Il a également répété la promesse d'Emmanuel Macron de soumettre les futures propositions aux législateurs.

"Je ne peux pas vous promettre que toutes vos propositions vont être appliquées, je vous mentirais si je vous disais ça", a-t-il noté.

Mais "ce que je peux vous garantir, c'est que vos propositions, si elles relèvent d'une forme de consensus, seront soumises à l'examen de l'Assemblée nationale et du Sénat", voire le cas échéant si elles relèvent d'un "débat national", à référendum.

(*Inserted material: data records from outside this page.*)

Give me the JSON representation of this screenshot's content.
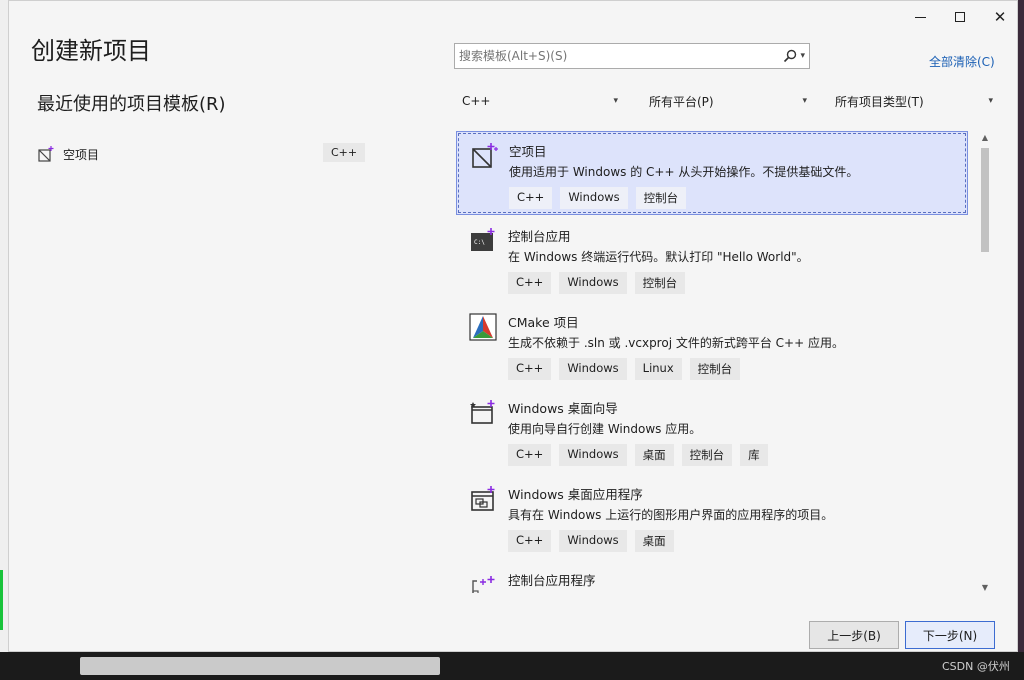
{
  "window": {
    "title": "创建新项目"
  },
  "recent": {
    "heading": "最近使用的项目模板(R)",
    "items": [
      {
        "label": "空项目",
        "tag": "C++",
        "icon": "empty-project-icon"
      }
    ]
  },
  "search": {
    "placeholder": "搜索模板(Alt+S)(S)",
    "icon": "search-icon"
  },
  "clear_all": "全部清除(C)",
  "filters": {
    "language": "C++",
    "platform": "所有平台(P)",
    "project_type": "所有项目类型(T)"
  },
  "templates": [
    {
      "name": "空项目",
      "desc": "使用适用于 Windows 的 C++ 从头开始操作。不提供基础文件。",
      "tags": [
        "C++",
        "Windows",
        "控制台"
      ],
      "icon": "empty-project-icon",
      "selected": true
    },
    {
      "name": "控制台应用",
      "desc": "在 Windows 终端运行代码。默认打印 \"Hello World\"。",
      "tags": [
        "C++",
        "Windows",
        "控制台"
      ],
      "icon": "console-app-icon"
    },
    {
      "name": "CMake 项目",
      "desc": "生成不依赖于 .sln 或 .vcxproj 文件的新式跨平台 C++ 应用。",
      "tags": [
        "C++",
        "Windows",
        "Linux",
        "控制台"
      ],
      "icon": "cmake-icon"
    },
    {
      "name": "Windows 桌面向导",
      "desc": "使用向导自行创建 Windows 应用。",
      "tags": [
        "C++",
        "Windows",
        "桌面",
        "控制台",
        "库"
      ],
      "icon": "wizard-icon"
    },
    {
      "name": "Windows 桌面应用程序",
      "desc": "具有在 Windows 上运行的图形用户界面的应用程序的项目。",
      "tags": [
        "C++",
        "Windows",
        "桌面"
      ],
      "icon": "desktop-app-icon"
    },
    {
      "name": "控制台应用程序",
      "desc": "",
      "tags": [],
      "icon": "console-wizard-icon"
    }
  ],
  "buttons": {
    "back": "上一步(B)",
    "next": "下一步(N)"
  },
  "watermark": "CSDN @伏州",
  "colors": {
    "accent": "#1a5fb4",
    "selected_bg": "#dde3fb",
    "tag_bg": "#e8e8e8",
    "cmake_red": "#d63b2f",
    "cmake_blue": "#2a6ebd",
    "cmake_green": "#3a9a3a",
    "plus_purple": "#8a2be2"
  }
}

Cette Convention citoyenne annoncée par le président à l'issue du "grand débat" destiné à tirer les leçons de la crise des "gilets jaunes" est une première. Mais elle pourrait se renouveler, a indiqué le Premier ministre.

"Si cette convention fonctionne bien, et pourquoi fonctionnerait-elle mal, il y en aura d'autres sur d'autres thématiques. Nous souhaitons avec le président faire du projet auquel vous participez une des modalités permanentes de la vie démocratiques", a insisté Édouard Philippe.

Il a appelé les 150 citoyens de cette première Convention à "être au rendez-vous" sur un sujet qui inquiète les Français et sur lequel "nos enfants eux-mêmes nous interpellent".

Évoquant une nouvelle fois l'écologie "souriante", il a repoussé les "discours d’apocalypse". "Ils peuvent avoir une forme d'utilité mais ils accusent, ils angoissent et même peut-être parfois ils tétanisent: si on vous dit que tout est perdu, pourquoi agir ?".